In the course of the 32 days DART was active in Iloilo, the city gradually got back on its feet. Even the medical conditions changed that the DART teams were encountering, becoming more routine medical needs by the end. It was the kind of gratification DeMone hoped to feel when he first enlisted.

"This is exactly what I wanted to do in the military," he said. "I graduated from UNBC in 2008 with a B.Sc. in biology. I applied to the Canadian Forces about four months later. They told me right away that because I had a degree, I was in line for an officer position but I refused. I knew what I wanted to do. That is what I focused on and that's what I got to do in the Philippines."

He said the Canadian uniform was almost like donning rock star garb in the Iloilo area. "We were celebrities, totally." People would swarm them for photos, and one helicopter mission even snapped a picture of the roof of a house that had "Thank You Canada" etched in the dirt for the airborne personnel to see.

DeMone took notes, as did his colleagues, for when DART deployments happen again.

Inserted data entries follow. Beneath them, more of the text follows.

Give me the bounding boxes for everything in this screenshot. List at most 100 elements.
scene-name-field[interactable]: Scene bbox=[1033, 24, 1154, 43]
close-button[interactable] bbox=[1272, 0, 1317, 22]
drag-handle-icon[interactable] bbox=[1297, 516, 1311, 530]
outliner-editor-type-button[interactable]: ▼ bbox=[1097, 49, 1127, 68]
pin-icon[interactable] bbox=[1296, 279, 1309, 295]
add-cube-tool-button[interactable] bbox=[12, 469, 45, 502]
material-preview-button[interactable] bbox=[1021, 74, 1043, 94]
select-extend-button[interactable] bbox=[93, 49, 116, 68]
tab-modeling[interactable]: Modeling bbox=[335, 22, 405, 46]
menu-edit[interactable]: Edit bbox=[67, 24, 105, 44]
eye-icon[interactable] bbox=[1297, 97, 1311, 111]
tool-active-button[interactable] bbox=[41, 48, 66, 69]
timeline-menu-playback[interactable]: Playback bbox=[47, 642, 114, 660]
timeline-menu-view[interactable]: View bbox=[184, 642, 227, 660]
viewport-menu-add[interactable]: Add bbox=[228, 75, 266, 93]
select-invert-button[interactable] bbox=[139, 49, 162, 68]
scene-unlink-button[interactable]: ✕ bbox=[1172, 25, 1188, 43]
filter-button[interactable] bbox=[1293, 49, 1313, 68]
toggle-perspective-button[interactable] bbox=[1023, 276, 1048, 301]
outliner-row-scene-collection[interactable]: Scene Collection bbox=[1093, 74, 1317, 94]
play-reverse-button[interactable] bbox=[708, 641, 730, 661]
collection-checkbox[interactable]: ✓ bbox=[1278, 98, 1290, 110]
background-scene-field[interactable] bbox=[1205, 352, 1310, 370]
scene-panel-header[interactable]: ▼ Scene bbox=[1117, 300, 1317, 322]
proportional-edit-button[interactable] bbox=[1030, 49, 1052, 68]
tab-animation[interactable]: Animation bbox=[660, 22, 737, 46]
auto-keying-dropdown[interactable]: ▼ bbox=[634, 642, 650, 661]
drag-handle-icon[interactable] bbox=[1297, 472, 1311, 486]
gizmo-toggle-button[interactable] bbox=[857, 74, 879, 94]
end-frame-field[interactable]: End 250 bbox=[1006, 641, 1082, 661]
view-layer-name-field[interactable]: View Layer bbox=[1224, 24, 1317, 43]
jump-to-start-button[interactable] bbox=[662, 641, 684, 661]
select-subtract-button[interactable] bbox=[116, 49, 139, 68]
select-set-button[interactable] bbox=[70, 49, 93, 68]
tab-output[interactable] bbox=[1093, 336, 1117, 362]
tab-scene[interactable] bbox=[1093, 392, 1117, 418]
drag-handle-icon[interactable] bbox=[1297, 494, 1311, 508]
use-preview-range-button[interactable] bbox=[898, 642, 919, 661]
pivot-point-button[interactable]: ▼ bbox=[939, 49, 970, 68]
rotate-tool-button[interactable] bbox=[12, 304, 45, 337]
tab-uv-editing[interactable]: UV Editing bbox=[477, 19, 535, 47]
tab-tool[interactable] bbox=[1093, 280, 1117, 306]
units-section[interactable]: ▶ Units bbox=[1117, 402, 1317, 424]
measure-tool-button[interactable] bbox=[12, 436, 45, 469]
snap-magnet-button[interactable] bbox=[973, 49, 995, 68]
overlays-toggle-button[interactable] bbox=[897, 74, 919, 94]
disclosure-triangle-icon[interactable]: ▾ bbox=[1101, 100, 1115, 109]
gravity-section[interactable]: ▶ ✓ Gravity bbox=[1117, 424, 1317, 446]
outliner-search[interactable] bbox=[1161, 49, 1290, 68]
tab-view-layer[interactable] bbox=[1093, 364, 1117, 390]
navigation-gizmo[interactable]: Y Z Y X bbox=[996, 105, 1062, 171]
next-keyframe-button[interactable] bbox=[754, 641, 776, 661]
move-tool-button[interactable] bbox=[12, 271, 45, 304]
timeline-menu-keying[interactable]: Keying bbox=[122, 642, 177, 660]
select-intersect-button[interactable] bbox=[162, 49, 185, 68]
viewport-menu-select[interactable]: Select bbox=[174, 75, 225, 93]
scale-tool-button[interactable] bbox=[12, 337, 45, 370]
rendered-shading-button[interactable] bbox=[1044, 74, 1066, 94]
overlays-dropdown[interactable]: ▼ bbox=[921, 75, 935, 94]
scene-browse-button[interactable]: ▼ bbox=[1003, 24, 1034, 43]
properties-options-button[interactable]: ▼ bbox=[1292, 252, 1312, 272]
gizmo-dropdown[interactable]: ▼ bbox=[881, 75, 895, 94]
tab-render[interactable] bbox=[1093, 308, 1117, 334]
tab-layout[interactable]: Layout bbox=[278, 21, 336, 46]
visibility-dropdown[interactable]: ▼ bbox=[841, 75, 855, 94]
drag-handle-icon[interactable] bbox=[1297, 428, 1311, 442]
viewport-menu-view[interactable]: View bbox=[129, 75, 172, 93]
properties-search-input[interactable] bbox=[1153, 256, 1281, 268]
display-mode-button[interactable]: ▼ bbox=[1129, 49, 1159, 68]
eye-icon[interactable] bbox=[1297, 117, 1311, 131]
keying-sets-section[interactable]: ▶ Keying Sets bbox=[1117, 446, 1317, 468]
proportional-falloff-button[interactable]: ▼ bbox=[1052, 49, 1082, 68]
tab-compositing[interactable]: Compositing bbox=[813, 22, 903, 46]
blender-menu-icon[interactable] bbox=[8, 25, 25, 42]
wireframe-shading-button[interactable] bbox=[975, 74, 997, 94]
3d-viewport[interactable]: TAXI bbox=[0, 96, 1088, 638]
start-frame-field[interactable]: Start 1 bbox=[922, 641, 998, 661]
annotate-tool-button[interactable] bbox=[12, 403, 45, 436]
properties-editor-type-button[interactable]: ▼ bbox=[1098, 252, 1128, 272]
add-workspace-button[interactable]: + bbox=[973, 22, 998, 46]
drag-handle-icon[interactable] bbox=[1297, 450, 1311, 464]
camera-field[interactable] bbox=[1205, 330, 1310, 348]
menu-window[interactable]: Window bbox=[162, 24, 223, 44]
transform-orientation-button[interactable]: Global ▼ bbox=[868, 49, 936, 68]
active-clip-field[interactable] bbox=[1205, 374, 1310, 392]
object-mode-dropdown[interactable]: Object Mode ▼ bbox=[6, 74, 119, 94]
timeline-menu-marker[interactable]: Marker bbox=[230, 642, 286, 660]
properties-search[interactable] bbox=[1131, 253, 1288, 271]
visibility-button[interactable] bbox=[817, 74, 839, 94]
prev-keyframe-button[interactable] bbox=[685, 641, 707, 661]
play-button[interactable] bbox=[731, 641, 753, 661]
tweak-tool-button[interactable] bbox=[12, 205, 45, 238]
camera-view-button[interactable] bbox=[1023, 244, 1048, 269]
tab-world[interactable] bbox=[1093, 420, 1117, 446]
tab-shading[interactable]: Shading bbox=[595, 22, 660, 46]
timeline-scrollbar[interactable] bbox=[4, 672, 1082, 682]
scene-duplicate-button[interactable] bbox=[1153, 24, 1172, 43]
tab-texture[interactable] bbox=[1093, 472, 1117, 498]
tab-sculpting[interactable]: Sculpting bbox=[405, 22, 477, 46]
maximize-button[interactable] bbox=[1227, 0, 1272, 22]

One of the recommendations he has made is for broader training for DART members. In their base units they focus mostly on the defensive, reactive medical scenarios of battle or peacekeeping, but in DART scenarios they are proactively encountering everything from geriatric to pediatric diseases, injuries and conditions.

Medical professions are so-called "purple" professions in the military, meaning those soldiers can apply their skills as much for the air force as they can for the navy or the army. DeMone is now considering his future - everything from pup tents to battleships - or if he wants to explore civilian paramedics opportunities.